As part of the UR:BAN research project, MAN is developing solutions for road traffic in cities together with thirty-one partners.
Thirty-one partners from the automobile and component industries, electronics, communications and software companies, universities and research institutes, as well as local authorities, have come together to create a joint UR:BAN project aimed at developing driver assistance and traffic management systems for cities. Eberhard Hipp, former Head of Vehicle Research at MAN Truck & Bus AG and UR:BAN Coordinator, talks about innovations and progressive traffic management for the urban traffic of the future.
Mr. Hipp, how can assistance systems help to increase the operating efficiency and safety of commercial vehicles in inner cities?

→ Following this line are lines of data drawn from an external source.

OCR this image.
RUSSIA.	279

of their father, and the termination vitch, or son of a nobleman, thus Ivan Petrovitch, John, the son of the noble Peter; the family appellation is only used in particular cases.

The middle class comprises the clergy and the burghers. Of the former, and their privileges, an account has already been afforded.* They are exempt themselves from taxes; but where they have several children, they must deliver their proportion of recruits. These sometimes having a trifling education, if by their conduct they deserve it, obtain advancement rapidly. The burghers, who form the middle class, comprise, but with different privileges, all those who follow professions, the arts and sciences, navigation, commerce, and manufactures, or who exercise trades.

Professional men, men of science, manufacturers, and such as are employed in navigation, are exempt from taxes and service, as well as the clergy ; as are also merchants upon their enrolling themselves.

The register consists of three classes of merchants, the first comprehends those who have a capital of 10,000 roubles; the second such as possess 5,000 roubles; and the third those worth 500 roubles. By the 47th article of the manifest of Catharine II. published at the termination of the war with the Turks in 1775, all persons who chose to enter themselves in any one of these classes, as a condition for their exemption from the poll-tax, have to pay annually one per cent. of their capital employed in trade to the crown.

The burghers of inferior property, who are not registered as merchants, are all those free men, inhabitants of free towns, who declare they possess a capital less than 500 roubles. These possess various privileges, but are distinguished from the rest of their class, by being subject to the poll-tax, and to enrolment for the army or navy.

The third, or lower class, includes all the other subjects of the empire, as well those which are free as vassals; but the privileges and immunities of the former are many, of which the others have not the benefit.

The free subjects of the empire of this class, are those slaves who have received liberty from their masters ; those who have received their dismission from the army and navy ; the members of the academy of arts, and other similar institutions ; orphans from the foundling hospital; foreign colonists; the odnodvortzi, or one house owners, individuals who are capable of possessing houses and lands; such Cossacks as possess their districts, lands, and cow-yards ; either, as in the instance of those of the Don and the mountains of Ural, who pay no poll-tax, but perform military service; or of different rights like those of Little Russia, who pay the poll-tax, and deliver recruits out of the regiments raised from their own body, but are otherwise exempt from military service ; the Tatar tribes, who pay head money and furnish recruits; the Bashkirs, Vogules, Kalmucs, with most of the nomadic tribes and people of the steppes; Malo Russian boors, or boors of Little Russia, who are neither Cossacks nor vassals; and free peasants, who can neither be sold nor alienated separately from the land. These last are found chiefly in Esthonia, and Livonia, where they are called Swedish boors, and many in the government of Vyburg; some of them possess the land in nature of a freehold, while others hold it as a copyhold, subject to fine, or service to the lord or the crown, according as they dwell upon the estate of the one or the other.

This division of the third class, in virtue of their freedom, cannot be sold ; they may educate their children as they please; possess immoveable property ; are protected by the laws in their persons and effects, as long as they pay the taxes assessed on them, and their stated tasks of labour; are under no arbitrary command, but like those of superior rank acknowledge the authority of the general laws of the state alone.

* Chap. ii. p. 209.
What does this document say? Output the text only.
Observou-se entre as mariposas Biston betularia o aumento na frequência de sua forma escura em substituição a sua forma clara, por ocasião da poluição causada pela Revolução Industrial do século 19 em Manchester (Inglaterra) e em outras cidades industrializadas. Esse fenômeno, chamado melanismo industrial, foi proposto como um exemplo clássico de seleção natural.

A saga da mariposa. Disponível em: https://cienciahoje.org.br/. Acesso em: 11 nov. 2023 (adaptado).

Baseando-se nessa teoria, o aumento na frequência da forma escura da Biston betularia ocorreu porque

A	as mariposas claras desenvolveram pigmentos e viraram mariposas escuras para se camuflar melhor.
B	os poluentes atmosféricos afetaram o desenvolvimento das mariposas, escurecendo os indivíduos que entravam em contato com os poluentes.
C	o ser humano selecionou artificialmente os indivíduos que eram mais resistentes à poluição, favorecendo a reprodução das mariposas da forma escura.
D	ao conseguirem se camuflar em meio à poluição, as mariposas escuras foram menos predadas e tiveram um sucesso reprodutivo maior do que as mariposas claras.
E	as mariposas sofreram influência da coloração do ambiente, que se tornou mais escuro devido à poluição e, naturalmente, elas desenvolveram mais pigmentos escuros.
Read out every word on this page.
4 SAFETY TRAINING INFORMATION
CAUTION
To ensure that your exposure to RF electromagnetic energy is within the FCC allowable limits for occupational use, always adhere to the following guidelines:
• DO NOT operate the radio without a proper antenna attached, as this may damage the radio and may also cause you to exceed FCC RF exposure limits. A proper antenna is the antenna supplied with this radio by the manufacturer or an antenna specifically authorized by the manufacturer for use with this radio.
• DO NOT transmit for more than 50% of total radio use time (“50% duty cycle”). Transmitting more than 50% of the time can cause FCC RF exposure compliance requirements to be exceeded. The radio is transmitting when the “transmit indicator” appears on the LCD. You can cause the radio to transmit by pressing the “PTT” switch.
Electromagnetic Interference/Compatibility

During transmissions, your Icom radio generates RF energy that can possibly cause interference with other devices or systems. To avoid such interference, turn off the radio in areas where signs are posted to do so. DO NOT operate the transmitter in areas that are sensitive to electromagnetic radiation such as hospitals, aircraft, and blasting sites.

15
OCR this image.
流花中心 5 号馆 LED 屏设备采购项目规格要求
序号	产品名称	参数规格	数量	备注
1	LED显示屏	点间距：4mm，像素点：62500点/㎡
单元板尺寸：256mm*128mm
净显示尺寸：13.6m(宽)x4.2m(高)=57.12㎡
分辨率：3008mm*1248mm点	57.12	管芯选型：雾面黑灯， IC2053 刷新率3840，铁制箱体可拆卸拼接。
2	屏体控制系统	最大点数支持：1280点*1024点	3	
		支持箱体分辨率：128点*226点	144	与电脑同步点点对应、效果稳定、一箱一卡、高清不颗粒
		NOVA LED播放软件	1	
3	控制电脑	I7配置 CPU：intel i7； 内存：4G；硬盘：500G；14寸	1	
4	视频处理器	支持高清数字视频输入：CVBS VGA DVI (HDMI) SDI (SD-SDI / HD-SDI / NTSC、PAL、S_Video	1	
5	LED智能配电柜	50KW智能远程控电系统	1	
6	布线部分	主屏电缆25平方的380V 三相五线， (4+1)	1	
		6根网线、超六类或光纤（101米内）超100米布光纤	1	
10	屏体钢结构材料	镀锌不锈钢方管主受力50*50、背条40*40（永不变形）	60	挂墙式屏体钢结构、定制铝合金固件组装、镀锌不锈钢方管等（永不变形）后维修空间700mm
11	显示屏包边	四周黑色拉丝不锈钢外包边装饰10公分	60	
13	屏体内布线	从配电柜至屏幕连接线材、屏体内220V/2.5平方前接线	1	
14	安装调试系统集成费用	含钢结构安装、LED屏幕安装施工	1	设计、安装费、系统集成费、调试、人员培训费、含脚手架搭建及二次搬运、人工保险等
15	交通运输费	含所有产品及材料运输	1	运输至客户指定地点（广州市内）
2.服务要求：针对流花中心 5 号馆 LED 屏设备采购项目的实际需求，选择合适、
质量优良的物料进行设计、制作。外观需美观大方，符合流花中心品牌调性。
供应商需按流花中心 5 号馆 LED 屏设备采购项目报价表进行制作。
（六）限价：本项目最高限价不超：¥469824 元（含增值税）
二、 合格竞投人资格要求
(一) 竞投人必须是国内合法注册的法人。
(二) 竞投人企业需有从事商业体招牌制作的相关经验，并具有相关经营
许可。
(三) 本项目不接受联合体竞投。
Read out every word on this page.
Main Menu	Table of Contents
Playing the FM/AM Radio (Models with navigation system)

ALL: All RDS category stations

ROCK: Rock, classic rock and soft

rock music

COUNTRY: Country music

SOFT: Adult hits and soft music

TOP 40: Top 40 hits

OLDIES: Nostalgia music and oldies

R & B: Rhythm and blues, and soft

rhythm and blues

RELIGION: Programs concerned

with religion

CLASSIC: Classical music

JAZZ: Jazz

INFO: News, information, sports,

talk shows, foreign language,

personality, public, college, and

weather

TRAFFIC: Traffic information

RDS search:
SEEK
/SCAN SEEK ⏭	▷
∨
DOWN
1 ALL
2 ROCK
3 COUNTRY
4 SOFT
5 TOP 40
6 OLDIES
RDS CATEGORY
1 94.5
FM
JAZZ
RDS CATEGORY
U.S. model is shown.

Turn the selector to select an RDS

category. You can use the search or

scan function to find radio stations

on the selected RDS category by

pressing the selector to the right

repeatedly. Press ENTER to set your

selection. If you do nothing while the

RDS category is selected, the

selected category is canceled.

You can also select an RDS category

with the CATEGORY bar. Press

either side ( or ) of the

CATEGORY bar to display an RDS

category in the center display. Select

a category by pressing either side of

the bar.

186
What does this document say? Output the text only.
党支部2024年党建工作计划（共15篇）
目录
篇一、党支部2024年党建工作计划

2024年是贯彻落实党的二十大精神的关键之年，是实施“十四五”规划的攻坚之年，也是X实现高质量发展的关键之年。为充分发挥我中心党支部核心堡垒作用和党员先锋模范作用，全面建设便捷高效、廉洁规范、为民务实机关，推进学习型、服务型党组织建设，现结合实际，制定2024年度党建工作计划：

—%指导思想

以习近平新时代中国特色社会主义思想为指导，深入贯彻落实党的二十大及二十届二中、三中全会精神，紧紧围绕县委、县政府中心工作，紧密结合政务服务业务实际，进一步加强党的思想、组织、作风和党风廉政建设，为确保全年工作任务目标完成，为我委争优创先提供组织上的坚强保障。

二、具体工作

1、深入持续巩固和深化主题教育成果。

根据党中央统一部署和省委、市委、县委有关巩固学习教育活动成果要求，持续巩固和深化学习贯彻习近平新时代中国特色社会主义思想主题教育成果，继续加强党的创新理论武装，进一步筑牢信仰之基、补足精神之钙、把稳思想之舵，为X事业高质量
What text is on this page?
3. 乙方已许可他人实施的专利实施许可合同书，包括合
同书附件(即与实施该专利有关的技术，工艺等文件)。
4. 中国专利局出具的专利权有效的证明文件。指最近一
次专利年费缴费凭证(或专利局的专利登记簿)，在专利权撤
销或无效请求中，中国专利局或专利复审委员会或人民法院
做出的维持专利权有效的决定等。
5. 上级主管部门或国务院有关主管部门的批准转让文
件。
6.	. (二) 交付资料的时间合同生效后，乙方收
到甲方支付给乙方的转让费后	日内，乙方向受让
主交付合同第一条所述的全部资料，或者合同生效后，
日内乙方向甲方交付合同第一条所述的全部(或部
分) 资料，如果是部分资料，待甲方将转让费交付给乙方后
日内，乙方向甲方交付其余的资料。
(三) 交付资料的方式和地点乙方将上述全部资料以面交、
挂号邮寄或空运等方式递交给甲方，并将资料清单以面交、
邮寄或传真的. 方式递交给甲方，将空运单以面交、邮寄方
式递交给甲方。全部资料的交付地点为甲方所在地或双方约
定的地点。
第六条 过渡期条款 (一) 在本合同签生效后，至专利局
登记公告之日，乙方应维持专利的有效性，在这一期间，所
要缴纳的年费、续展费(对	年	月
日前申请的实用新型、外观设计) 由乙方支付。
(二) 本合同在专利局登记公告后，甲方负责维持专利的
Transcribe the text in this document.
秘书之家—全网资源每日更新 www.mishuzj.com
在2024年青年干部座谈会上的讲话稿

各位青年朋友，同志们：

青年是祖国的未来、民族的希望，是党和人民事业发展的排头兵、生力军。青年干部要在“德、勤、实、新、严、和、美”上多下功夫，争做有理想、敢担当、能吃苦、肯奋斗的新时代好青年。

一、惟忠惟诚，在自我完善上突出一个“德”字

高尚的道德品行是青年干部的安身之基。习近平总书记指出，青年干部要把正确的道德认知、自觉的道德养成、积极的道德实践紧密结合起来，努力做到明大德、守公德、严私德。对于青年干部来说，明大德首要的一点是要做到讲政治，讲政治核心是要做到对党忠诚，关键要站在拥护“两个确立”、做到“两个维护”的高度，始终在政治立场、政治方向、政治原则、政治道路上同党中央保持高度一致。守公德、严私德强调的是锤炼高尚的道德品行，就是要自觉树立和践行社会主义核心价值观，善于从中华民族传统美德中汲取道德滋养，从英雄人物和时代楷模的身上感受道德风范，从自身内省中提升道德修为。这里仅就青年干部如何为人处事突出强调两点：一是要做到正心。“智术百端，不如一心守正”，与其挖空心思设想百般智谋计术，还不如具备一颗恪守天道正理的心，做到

It´s a question of networking information that is not readily available to drivers - such as traffic signal timing or the latest traffic jams, for instance. Assistance systems process this kind of information in real time, so they can anticipate upcoming events better than the driver and react by suggesting strategic solutions, warning him in critical situations or even intervening automatically, if necessary.
As a member of the UR:BAN research project, MAN is working on the three pillars "Networked Traffic System", "Cognitive Assistance" and "Human Factors in Traffic". What is their significance in terms of vehicle development and especially for MAN customers?
Our aim is to use innovative systems and new technology to analyze the increasingly complex traffic activity around each vehicle and, based on this information, determine driving strategies to optimize consumption, identify dangerous situations and protect the driver against any possible errors. In this way, we want to make a major contribution to improving the efficiency and safety of road traffic.
Processing more and more information within ever shorter time frames – what will this mean for drivers and urban traffic flows?
Drivers shouldn´t be overloaded with information. This is one of the key tasks of the sub-project "Human Factors in Traffic". Information must be reduced to what is really necessary and communicated to the driver in a way that can be intuitively understood. The aim is to minimize driver distraction. Special note must be taken of this in the event that new assistance systems have to be operated by the driver. The advantage for him and other road users is that driver assistance systems are always wide awake, don´t get tired and are therefore able to generate danger warnings and in the worst case, instantly intervene.
UR:BAN reaches its halfway mark this year. Are you pleased with the way the project has progressed up to now?
As in the case of the preceding projects "Active" and "Invent", this venture involves precompetitive cooperation on the part of manufacturers, suppliers and research institutes. As far as exchanging know-how among the experts is concerned, this works extremely well and very efficiently. Since surveys on certain themes can be jointly commissioned by the project partners, the financial burden can often be shared. The results will benefit the whole of society.
What are you expecting for the second half of the project?
My wish would be that the second half goes as well as the first, but I have absolutely no doubts about that. In the end, we´ll be able to present operational demonstrators so that the new functions can be experienced live. The results of the project will undoubtedly represent an important milestone for the future of safe and efficient urban traffic.